The following text is the “Concepts and Principles" section of the OECD Guidelines for Multinational Enterprises, 2011 Edition. To access other sections of the Guidelines, please click here. To view the Guidelines in PDF format in English, please click here.
1. The Guidelines are recommendations jointly addressed by governments to multinational enterprises. They provide principles and standards of good practice consistent with applicable laws and internationally recognised standards. Observance of the Guidelines by enterprises is voluntary and not legally enforceable. Nevertheless, some matters covered by the Guidelines may also be regulated by national law or international commitments.
2. Obeying domestic laws is the first obligation of enterprises. The Guidelines are not a substitute for nor should they be considered to override domestic law and regulation. While the Guidelines extend beyond the law in many cases, they should not and are not intended to place an enterprise in situations where it faces conflicting requirements. However, in countries where domestic laws and regulations conflict with the principles and standards of the Guidelines, enterprises should seek ways to honour such principles and standards to the fullest extent which does not place them in violation of domestic law.
3. Since the operations of multinational enterprises extend throughout the world, international co-operation in this field should extend to all countries. Governments adhering to the Guidelines encourage the enterprises operating on their territories to observe the Guidelines wherever they operate, while taking into account the particular circumstances of each host country.
4. A precise definition of multinational enterprises is not required for the purposes of the Guidelines. These enterprises operate in all sectors of the economy. They usually comprise companies or other entities established in more than one country and so linked that they may coordinate their operations in various ways. While one or more of these entities may be able to exercise a significant influence over the activities of others, their degree of autonomy within the enterprise may vary widely from one multinational enterprise to another. Ownership may be private, State or mixed. The Guidelines are addressed to all the entities within the multinational enterprise (parent companies and/or local entities). According to the actual distribution of responsibilities among them, the different entities are expected to co-operate and to assist one another to facilitate observance of the Guidelines.
5. The Guidelines are not aimed at introducing differences of treatment between multinational and domestic enterprises; they reflect good practice for all. Accordingly, multinational and domestic enterprises are subject to the same expectations in respect of their conduct wherever the Guidelines are relevant to both.
6. Governments wish to encourage the widest possible observance of the Guidelines. While it is acknowledged that small- and medium-sized enterprises may not have the same capacities as larger enterprises, governments adhering to the Guidelines nevertheless encourage them to observe the Guidelines’ recommendations to the fullest extent possible.
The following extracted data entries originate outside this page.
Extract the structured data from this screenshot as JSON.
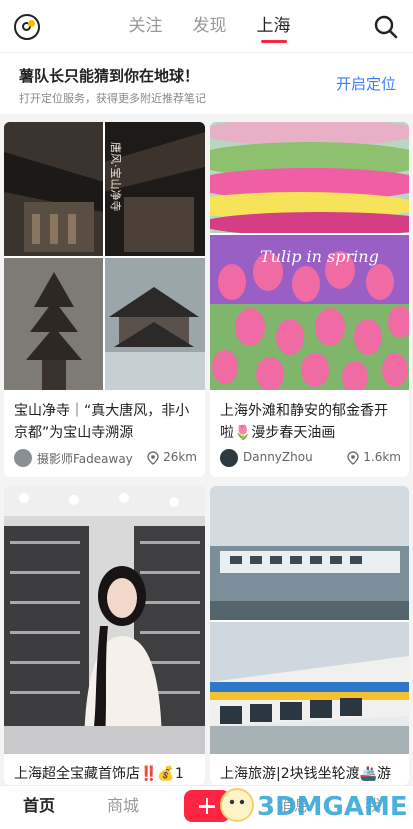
{
  "header": {
    "tabs": [
      {
        "label": "关注",
        "active": false
      },
      {
        "label": "发现",
        "active": false
      },
      {
        "label": "上海",
        "active": true
      }
    ]
  },
  "banner": {
    "title": "薯队长只能猜到你在地球！",
    "subtitle": "打开定位服务，获得更多附近推荐笔记",
    "action": "开启定位"
  },
  "feed": [
    {
      "title": "宝山净寺｜“真大唐风，非小京都”为宝山寺溯源",
      "author": "摄影师Fadeaway",
      "distance": "26km",
      "image_text": "唐风·宝山净寺"
    },
    {
      "title": "上海外滩和静安的郁金香开啦🌷漫步春天油画",
      "author": "DannyZhou",
      "distance": "1.6km",
      "image_text": "Tulip in spring"
    },
    {
      "title": "上海超全宝藏首饰店‼️💰1",
      "author": "",
      "distance": ""
    },
    {
      "title": "上海旅游|2块钱坐轮渡🚢游",
      "author": "",
      "distance": ""
    }
  ],
  "bottom_nav": {
    "home": "首页",
    "shop": "商城",
    "messages": "消息",
    "me": "我"
  },
  "watermark": "3DMGAME",
  "colors": {
    "accent": "#ff2442",
    "link": "#3b7ef6"
  }
}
7. Governments adhering to the Guidelines should not use them for protectionist purposes nor use them in a way that calls into question the comparative advantage of any country where multinational enterprises invest.
8. Governments have the right to prescribe the conditions under which multinational enterprises operate within their jurisdictions, subject to international law. The entities of a multinational enterprise located in various countries are subject to the laws applicable in these countries. When multinational enterprises are subject to conflicting requirements by adhering countries or third countries, the governments concerned are encouraged to co-operate in good faith with a view to resolving problems that may arise.
9. Governments adhering to the Guidelines set them forth with the understanding that they will fulfil their responsibilities to treat enterprises equitably and in accordance with international law and with their contractual obligations.
10. The use of appropriate international dispute settlement mechanisms, including arbitration, is encouraged as a means of facilitating the resolution of legal problems arising between enterprises and host country governments.
11. Governments adhering to the Guidelines will implement them and encourage their use. They will establish National Contact Points that promote the Guidelines and act as a forum for discussion of all matters relating to the Guidelines. The adhering Governments will also participate in appropriate review and consultation procedures to address issues concerning interpretation of the Guidelines in a changing world.